Here, we present how to develop a new Evaluation Template, and apply it into EduStudio. EduStudio provides the EvalTPL Protocol in EduStudio.edustudio.evaltpl.baseevaltpl.BaseEvalTPL (BaseEvalTPL).

EvalTPL Protocol

BaseEvalTPL

The protocols in BaseEvalTPL are listed as follows.

name

description

type

note

default_cfg

the default configuration

class variable

eval

calculate metric results

function interface

implemented by subclass

_check_params

check parameters

function interface

implemented by subclass

set_callback_list

set callback list

function interface

implemented by subclass

set_dataloaders

set dataloaders

function interface

implemented by subclass

add_extra_data

add extra data

function interface

implemented by subclass

EvalTPLs

EduStudio provides PredictionEvalTPL and InterpretabilityEvalTPL, which inherent BaseEvalTPL.

PredictionEvalTPL

This EvalTPL is for the model evaluation using binary classification metrics. The protocols in PredictionEvalTPL are listed as follows.

InterpretabilityEvalTPL

This EvalTPL is for the model evaluation for interpretability.
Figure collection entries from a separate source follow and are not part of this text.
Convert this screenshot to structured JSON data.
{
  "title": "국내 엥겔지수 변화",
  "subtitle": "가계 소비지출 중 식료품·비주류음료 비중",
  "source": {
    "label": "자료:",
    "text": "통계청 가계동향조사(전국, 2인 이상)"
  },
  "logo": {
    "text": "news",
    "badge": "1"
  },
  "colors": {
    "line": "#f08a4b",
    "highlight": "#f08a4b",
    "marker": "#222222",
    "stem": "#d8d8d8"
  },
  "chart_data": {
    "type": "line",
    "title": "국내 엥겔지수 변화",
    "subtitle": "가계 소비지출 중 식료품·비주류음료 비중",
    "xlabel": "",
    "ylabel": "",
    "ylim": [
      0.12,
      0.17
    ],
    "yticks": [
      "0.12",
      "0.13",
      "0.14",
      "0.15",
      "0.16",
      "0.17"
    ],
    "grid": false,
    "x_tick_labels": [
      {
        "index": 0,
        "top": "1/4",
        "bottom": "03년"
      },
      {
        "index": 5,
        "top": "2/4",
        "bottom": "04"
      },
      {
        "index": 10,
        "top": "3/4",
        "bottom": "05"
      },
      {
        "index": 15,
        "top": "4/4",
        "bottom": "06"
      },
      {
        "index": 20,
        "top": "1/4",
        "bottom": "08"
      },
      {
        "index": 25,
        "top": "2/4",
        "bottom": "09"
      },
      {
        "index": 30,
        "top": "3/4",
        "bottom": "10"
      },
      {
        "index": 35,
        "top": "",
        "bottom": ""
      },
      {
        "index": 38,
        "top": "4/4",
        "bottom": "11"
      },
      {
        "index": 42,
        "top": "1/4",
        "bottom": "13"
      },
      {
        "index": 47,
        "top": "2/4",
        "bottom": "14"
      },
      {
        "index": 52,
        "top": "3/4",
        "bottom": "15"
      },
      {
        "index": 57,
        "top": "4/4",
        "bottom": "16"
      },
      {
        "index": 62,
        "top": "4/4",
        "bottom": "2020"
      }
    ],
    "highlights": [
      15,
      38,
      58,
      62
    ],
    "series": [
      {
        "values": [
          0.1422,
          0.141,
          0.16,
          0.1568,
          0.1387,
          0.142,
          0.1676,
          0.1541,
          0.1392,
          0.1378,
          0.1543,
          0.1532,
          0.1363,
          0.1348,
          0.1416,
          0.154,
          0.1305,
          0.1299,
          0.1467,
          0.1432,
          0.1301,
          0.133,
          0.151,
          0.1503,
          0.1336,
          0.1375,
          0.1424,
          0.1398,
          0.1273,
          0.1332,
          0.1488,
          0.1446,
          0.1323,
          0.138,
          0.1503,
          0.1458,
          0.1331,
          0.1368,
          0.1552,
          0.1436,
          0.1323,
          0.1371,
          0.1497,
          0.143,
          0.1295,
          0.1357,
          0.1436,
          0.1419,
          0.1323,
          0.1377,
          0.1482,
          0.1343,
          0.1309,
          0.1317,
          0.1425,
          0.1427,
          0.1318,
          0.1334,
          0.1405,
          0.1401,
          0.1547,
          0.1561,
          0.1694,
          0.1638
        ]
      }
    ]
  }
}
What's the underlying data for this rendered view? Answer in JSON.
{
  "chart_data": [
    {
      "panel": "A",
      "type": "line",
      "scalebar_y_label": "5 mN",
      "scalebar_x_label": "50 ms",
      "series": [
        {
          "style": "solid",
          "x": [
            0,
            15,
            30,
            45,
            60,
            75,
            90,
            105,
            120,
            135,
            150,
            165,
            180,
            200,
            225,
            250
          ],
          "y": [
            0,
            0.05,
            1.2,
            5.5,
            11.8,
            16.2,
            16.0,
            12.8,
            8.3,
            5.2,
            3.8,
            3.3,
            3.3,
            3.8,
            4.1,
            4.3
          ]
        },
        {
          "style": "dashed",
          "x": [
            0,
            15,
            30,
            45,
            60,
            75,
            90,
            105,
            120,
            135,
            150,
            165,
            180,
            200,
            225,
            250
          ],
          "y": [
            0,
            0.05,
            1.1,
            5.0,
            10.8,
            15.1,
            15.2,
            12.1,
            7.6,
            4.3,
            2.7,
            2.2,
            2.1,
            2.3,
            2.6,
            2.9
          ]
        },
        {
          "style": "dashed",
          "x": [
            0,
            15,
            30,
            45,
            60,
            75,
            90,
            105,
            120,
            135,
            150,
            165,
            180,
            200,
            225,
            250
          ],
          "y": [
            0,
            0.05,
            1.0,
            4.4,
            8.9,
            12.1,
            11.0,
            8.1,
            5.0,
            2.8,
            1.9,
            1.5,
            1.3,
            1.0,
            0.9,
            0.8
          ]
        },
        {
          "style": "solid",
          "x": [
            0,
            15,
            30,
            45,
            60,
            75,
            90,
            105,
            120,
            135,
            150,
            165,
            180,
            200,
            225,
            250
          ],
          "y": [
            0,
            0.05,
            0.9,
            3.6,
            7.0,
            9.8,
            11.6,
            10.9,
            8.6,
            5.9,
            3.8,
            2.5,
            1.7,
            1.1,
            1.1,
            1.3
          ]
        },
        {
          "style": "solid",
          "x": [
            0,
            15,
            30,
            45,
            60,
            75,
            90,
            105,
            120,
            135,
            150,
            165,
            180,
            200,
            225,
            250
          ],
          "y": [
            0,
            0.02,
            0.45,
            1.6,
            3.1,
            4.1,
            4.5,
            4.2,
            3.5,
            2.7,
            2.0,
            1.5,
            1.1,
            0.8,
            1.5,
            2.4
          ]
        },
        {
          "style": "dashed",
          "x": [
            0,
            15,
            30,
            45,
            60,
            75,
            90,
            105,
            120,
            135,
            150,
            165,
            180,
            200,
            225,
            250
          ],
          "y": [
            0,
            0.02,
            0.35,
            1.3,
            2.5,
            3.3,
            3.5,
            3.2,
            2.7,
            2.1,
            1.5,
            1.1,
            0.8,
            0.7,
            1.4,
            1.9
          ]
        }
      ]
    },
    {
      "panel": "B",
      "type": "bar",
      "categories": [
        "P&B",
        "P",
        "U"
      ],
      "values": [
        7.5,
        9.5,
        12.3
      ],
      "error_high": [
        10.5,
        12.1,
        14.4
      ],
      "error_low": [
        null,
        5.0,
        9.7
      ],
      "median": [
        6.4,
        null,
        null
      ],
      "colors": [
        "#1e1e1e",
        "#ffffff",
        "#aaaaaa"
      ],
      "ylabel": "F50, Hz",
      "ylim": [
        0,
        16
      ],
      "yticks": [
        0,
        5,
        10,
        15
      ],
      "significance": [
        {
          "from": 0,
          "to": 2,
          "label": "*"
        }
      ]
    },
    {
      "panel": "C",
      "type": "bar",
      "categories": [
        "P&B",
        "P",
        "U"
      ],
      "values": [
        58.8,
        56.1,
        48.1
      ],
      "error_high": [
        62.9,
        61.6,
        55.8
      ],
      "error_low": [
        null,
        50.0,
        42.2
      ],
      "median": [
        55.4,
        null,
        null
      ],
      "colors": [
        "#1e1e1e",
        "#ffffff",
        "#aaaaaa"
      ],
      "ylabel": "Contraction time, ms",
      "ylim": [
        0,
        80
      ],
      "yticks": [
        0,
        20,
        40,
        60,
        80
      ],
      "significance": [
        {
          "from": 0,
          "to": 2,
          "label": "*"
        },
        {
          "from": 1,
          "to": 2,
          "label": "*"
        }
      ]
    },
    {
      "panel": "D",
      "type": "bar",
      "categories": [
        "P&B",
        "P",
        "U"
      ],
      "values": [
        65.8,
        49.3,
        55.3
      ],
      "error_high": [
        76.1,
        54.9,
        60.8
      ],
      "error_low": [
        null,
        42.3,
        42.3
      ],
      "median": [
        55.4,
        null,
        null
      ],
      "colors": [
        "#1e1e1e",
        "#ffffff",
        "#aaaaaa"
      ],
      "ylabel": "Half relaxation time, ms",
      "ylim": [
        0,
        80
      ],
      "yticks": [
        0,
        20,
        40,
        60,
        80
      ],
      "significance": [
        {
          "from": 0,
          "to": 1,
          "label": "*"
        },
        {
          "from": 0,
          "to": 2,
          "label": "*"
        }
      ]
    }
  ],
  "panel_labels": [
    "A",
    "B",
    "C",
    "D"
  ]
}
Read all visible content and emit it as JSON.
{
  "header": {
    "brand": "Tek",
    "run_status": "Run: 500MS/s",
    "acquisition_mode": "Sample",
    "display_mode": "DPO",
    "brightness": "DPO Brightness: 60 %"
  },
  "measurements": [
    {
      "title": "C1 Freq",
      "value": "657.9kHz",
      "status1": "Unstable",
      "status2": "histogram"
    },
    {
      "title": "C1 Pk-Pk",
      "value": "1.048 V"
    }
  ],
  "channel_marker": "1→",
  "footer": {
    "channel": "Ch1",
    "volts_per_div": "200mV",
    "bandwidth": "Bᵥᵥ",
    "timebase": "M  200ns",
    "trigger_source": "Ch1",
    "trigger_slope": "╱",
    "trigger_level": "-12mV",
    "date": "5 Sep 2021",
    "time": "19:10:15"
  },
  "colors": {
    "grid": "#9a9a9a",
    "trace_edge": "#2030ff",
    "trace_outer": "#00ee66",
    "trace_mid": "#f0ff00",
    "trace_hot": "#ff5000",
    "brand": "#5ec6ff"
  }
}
It uses states of students and Q matrix for eval, which are domain-specific in student assessment.

Develop a New EvalTPL in EduStudio

If you want to develop a new EvalTPl in EduStudio, you can inherent BaseEvalTPL and revise eval method.

Example

from .base_evaltpl import BaseEvalTPL
from sklearn.metrics import accuracy_score, coverage_error

class NewEvalFmt(BaseEvalFmt):
    default_cfg = {
        'use_metrics': ['acc', 'coverage_error']
    }

    def __init__(self, cfg):
        super().__init__(cfg)

    def eval(self, y_pd, y_gt, **kwargs):
        if not isinstance(y_pd, np.ndarray): y_pd = tensor2npy(y_pd)
        if not isinstance(y_gt, np.ndarray): y_gt = tensor2npy(y_gt)
        metric_result = {}
        ignore_metrics = kwargs.get('ignore_metrics', {})
        for metric_name in self.evalfmt_cfg[self.__class__.__name__]['use_metrics']:
            if metric_name not in ignore_metrics:
                metric_result[metric_name] = self._get_metrics(metric_name)(y_gt, y_pd)
        return metric_result

    def _get_metrics(self, metric):
        if metric == "acc":
            return lambda y_gt, y_pd: accuracy_score(y_gt, np.where(y_pd >= 0.5, 1, 0))
        elif metric == 'coverage_error':
            return lambda y_gt, y_pd: coverage_error(y_gt, y_pd)
        else:
            raise NotImplementedError